「創価学会」
島田裕巳 2004/6 新潮新書
フリチョフ・カプラの「タオ自然学」の共訳者として登場していらい、島田裕巳という人物には、紆余曲折の人生があり、毀誉褒貶の波風があった。「宗教学者」として自らのイメージを固めることがなかなかできないでいたように想うが、ここに来て、創価学会をターゲットにして、どことなく水を得た魚の如く、生命力を取りもどしているかのようでもある。この2004年の本に続き、2006年8月には大冊「創価学会の実力」を出している。
一般の人たちが、創価学会のことを毛嫌いするのは、創価学会が日本の戦後社会が戯画だからではないだろうか。自分たちとまったく無縁なものであるとするなら、毛嫌いする必要もない。ただ無視していればいいはずだ。しかし、創価学会の悪口を言う人は少なくないし、創価学会や池田大作のスキャンダルに対して、決して無関心ではないのである。p186
島田がニアミスを起こして集中攻撃を受けた麻原集団については、「おわりに」でこう触れている。
1995年に起こったオウム真理教の事件を通して、筆者が専門とする宗教学のあり方が問われた。とくに、研究対象との距離の取り方が問題になった。現実に存在する生きた宗教に対していかなる距離を取るのかは難しい問題で、その距離が近すぎれば教団寄りと見なされ、逆に遠すぎれば、本質的にとらえることが困難になってくる。
本書は、その困難な問題に対する一つの回答の試みでもある。けっきょくは、客観的であることをつねに意識しながら、対象に対して果敢に肉薄していくしかないのではないだろうか。p191
100歩譲って、島田の言やよし、と認めることにしよう。しかし、それは、「死」についての問題と同じく、「宗教」については、「客観的」に「肉薄」することで得られることなど、ほとんどないのである。宗教学者としての島田は、自らの立場や身分、業績を形作ることに急であるが、彼自身が、宗教人であり、魂の探求者である、ということにはならないのである。
島田は昨日の自分のブログで「『中沢新一批判、あるいは宗教的テロリズムについて』刊行のお知らせ」をした。 麻原集団被害者の会(笑)の仲間である二人が、ここに来て、互いの位置関係を計り、未来に向けての地球人スピリットに益する「学問的成果」を挙げてくれることを期待する。
本書とは直接関係ないが、私の立場は、ブッタの2500年サイクルの法輪は、すでにインドに帰ったのであり、いま新たな形で、次の2500年サイクルが始まってしまった、というものだ。
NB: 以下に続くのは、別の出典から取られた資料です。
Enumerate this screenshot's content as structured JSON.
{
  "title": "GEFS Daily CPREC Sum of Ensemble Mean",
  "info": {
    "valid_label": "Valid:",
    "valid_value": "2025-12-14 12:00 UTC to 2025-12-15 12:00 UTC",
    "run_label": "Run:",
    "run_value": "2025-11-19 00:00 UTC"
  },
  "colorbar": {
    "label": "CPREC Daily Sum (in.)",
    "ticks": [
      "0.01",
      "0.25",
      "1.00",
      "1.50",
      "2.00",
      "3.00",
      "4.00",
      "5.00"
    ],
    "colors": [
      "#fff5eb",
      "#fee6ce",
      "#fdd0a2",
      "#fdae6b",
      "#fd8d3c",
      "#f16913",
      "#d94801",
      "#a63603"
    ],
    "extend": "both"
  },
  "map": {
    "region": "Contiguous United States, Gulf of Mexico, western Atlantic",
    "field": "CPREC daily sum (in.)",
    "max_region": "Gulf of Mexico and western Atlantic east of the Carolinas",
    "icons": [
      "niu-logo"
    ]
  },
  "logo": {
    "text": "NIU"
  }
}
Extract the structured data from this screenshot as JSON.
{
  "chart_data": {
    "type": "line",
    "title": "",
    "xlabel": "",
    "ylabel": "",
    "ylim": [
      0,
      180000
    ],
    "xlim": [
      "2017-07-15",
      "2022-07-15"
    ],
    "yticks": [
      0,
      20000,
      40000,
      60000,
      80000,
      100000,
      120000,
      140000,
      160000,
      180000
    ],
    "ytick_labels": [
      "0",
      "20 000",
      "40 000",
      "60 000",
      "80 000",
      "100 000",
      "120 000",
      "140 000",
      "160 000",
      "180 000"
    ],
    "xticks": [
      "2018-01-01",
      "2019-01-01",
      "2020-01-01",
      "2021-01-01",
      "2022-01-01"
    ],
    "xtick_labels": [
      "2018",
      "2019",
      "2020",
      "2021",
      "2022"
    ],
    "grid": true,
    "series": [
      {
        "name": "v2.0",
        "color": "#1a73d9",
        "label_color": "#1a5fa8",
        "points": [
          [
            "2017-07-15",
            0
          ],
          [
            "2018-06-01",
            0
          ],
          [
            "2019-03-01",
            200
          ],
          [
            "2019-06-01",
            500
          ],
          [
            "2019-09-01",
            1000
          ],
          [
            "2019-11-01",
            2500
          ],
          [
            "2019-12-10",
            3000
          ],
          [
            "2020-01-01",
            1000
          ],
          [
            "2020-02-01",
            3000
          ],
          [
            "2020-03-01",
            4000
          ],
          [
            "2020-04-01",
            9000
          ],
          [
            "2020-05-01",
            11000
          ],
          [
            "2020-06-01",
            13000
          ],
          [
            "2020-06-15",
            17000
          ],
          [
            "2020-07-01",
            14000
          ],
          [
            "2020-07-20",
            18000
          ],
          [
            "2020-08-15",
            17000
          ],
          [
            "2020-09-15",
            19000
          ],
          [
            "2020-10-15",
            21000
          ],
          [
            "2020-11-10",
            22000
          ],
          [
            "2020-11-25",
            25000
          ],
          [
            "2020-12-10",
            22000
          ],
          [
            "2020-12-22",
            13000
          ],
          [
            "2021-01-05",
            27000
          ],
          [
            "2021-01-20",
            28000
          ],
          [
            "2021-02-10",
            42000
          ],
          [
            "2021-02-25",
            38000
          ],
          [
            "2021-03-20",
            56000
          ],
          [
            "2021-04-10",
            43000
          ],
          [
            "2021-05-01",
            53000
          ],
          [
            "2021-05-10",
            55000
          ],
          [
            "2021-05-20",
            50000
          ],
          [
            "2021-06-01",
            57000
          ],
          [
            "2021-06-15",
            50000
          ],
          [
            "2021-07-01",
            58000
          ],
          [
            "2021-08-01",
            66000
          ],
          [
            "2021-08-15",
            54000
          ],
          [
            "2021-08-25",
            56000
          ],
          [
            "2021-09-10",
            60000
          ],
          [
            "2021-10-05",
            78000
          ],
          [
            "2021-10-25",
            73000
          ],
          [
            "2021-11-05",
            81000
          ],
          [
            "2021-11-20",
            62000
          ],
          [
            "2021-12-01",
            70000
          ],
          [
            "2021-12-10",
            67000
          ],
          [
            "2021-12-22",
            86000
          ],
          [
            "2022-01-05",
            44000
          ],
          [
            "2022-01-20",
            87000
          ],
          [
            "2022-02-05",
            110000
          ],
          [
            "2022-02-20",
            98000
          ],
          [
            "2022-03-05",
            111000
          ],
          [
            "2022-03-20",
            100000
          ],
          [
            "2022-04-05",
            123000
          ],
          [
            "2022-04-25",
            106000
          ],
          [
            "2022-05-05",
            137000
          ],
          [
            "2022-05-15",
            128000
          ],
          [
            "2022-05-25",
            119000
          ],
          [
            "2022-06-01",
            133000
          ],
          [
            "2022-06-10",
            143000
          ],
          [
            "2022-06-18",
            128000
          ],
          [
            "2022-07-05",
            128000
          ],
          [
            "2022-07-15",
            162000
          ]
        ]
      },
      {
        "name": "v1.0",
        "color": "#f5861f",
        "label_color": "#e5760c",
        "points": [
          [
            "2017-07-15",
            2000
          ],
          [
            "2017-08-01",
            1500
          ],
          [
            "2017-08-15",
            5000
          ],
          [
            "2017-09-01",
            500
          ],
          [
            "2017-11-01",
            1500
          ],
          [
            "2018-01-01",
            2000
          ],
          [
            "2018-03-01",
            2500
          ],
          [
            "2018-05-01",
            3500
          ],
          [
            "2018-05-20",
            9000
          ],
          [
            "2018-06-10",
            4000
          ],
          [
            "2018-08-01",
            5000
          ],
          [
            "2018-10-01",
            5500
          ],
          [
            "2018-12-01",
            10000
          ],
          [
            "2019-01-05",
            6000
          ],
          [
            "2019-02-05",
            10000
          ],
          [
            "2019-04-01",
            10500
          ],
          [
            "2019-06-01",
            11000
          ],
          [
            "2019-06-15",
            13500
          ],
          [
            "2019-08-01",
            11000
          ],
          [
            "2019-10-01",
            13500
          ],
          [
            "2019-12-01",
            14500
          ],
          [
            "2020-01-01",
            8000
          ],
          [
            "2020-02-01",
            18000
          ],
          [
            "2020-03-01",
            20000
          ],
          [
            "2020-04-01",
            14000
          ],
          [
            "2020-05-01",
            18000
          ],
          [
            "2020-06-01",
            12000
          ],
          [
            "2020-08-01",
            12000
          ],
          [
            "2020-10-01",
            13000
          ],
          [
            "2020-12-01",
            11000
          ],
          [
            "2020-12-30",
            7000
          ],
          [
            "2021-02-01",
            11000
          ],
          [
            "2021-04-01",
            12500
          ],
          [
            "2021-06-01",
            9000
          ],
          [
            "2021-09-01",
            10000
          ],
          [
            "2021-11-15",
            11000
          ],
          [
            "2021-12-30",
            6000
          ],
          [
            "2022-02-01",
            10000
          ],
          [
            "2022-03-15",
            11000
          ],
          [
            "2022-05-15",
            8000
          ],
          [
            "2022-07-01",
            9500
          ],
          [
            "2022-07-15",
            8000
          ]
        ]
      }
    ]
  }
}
日本社会における創価学会をはじめとする立正佼成会や霊友会などの日蓮ゆかりの流れが隆盛したことと、インド度社会において、アードベンガルや、それを継ぐところの佐々井秀嶺に代弁されるような新仏教徒運動が、インド大陸で大きな波を起こしていることと無関係ではないと見る。
私はどんなに間違いがあったにせよ、麻原集団の試行錯誤を裏で支えてしまったかもしれない、新しい潮流が、すでに始まっていると見る。グローバルな視点が叫ばれるが、やはりまだまだ地球は広い。交通や情報が発達しても、一個の生身の人間の体をもつ存在としては、一つの思想や宗教性が、地球全体を覆うには、それなりの時間がかかるだろうと思われる。
それは、1年や2年ではないだろう。ましてや10年20年サイクルでもちょっと無理なようだ。ただ100年200年はかからないのではない。少なくとも人間の世代で3代、80年から90年もあれば、地球人のスピリットは大きく変わるだろう。それこそ、22世紀あたりには、仏教やキリスト教やイスラム教を超えた地球人スピリットが大勢を占めることになるはずだ。
ということは、まだまだいまから「終わりの始まり」の作業につく潮流もあるだろうが、中堅どころではすでに「始まりの始まり」が始まってしまっているのである。なぜ、そう言えるかというと、最先端部分では、すでに「始まりの終わり」を迎えているからである。
島田の復活を私は同時代人として大いに喜ぶ。島田には島田にしかできない仕事がある。今後も注目していきたい。しかし、ゆめゆめ、「日本」や「教団」という視点にとらわれてしまって、「地球人」や「スピリット」という原点を忘れないでもらいたいと思う。そして、客観的に見るとともに、直感する魂をすてないで欲しいと願う。